6. Compound Earnings Blocks
Mike Wallberg, principal and head of marketing and communications at Leith Wheeler Investment Counsel recommends using stackable toy blocks to demonstrate compound earnings. Here are the steps:
- Gather colored blocks in two sizes, with the larger block roughly equal to three small blocks. You will 10 large blocks of one color. The rest of the blocks should be colored differently than these 10.
- Stack 10 large blocks of the same color to represent a starting point. Explain the tower will grow by 1/10 of its height annually.
- For year one, add one large block. For year two, add another large block plus a small one. For year three, add a large block and two small ones. You will have 13 1/3 blocks.
- Explain that the different colored blocks are earnings or rewards for keeping the money saved. If you repeat the process for seven years, the tower will nearly double in size.
- With teens, you can also introduce the rule of 72. According to the rule of 72, you can estimate how long it takes to double your money by dividing an expected interest rate into 72. So if you’re earning 10% annually, it takes about 7.2 years to double your money.
7. Buy The Brand Game
Brian Colvert, CEO of Bonfire Financial, encourages parents to introduce their kids to investing as early as nine years old. You can broach the topic when your kid wants something made by a public company—such as a pair of Nikes or an iPhone. Try asking: Would you rather own the brand or just buy from it? The question encourages a perspective shift from spender to owner.
Use these conversations to start a simulated portfolio, jotting tickers, prices and dates in a notepad or spreadsheet. The two of you can check the earnings weekly or monthly. You can also discuss and research why stock prices change from one period to the next.
8. Comparison Shopping Challenge
Inviting your kids to comparison shop can help them learn about smarter spending, intentional decision-making and the concept of opportunity cost, according to Daniela Alvarado, certified financial coach at Golden 1 Credit Union.
When your children want to make purchases, challenge them to comparison shop for better prices and product alternatives. Explain the process: Read labels, check reviews and evaluate product value. Find prices from three or more sources. Consider what you may have to forgo to make the purchase, such as lost interest earnings or the inability to buy something else.
9. The Lemonade Stand
Clorissa Ritchie, senior content manager at Westerra Credit Union recommends helping your kids run a lemonade stand as a holistic money exercise. You can encourage the kids to budget for ingredients, set pricing with profits in mind, make sales projections and calculate their results.
Ideally, you can conclude this weekend business venture with a financial debrief.
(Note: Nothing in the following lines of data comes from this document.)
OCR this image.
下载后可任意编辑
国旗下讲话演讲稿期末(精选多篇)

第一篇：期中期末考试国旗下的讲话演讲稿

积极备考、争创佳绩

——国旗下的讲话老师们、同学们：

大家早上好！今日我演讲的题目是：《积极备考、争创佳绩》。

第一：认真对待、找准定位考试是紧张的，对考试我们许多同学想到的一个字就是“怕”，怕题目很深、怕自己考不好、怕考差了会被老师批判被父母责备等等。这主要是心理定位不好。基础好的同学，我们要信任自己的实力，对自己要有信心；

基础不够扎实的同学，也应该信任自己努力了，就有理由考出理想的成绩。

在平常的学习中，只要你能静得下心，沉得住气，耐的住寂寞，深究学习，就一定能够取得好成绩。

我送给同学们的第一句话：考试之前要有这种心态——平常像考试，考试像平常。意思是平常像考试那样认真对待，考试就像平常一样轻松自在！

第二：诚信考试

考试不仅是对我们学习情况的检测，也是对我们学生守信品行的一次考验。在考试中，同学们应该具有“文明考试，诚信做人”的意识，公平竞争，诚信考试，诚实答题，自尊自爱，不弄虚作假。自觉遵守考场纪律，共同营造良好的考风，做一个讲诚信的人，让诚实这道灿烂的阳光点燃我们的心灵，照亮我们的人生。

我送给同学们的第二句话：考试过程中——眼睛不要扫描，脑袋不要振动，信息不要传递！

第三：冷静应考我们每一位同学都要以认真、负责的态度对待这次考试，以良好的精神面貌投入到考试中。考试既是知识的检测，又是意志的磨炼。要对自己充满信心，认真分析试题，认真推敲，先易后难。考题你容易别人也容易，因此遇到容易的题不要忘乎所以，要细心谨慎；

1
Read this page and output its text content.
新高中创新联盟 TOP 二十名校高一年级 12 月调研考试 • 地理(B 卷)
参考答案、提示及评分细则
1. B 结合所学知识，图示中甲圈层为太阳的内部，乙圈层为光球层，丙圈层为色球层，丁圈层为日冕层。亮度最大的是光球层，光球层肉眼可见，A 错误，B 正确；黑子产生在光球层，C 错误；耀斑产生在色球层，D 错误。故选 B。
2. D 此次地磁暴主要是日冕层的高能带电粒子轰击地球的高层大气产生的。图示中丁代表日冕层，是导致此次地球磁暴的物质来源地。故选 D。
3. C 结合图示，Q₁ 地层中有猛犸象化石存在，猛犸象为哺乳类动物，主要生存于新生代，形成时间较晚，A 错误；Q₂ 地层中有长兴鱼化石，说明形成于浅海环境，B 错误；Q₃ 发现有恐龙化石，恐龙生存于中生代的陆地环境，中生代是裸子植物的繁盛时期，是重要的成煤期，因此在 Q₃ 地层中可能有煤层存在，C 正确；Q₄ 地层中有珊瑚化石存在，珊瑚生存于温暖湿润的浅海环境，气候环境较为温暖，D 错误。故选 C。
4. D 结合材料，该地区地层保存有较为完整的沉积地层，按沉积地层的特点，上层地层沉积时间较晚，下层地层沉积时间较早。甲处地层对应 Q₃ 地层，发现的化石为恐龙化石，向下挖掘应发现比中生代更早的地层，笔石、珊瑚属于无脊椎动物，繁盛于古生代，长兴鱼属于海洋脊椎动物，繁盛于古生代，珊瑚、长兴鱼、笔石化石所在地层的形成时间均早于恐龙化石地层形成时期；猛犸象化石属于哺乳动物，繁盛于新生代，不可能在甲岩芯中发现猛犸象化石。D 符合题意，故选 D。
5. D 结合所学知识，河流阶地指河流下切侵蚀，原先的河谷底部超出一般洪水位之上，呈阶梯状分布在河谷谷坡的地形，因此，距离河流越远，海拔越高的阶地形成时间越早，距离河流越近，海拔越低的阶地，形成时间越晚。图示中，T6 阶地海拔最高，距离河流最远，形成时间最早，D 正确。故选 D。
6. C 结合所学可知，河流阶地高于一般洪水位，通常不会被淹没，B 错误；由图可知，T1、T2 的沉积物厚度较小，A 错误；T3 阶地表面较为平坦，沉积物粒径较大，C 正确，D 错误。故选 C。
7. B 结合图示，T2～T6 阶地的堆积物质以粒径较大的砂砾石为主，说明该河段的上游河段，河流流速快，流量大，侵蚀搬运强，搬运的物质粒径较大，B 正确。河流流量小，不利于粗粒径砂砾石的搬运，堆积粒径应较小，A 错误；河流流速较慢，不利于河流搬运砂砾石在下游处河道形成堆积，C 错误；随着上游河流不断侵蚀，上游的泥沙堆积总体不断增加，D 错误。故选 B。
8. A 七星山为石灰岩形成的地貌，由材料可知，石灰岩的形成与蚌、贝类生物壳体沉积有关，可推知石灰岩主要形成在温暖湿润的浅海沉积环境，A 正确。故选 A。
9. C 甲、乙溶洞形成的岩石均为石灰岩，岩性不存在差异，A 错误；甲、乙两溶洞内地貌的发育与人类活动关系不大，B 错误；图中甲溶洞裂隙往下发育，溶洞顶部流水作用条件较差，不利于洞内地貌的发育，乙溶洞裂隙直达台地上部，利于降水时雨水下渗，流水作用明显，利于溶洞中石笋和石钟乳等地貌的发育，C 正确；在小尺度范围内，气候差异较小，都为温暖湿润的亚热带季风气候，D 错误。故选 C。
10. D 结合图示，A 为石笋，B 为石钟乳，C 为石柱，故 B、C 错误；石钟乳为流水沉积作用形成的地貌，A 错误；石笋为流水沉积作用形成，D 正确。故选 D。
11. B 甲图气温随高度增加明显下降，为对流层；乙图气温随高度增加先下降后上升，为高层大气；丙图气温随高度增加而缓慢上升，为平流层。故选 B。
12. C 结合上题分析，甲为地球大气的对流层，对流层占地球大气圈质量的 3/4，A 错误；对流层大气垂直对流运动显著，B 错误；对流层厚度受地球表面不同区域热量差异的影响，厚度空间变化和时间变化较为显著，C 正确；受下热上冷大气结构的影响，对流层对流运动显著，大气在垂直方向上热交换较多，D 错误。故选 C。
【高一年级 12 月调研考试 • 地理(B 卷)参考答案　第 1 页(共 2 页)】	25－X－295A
Ask your kids how their sales and profits compared to expectations. If there were differences, discuss what happened and ways to improve the business model next time.
10. Conversations To Teach Kids About Money
Alongside games and money challenges, talking to your kids transparently about money is also essential. Julie Beckham, financial education officer at Rockland Trust, explains, “By starting early and having open, honest, age-appropriate conversations about money, you can nurture a child’s natural curiosity and model healthy financial behaviors that will set them up for long-term success.”
The funny thing about raising wealthy kids as a backup retirement plan is that you won’t need their help if you follow the lessons you teach. But there will be rewards. You can spend your senior years living the good life with your successful adult children—a win/win for two generations.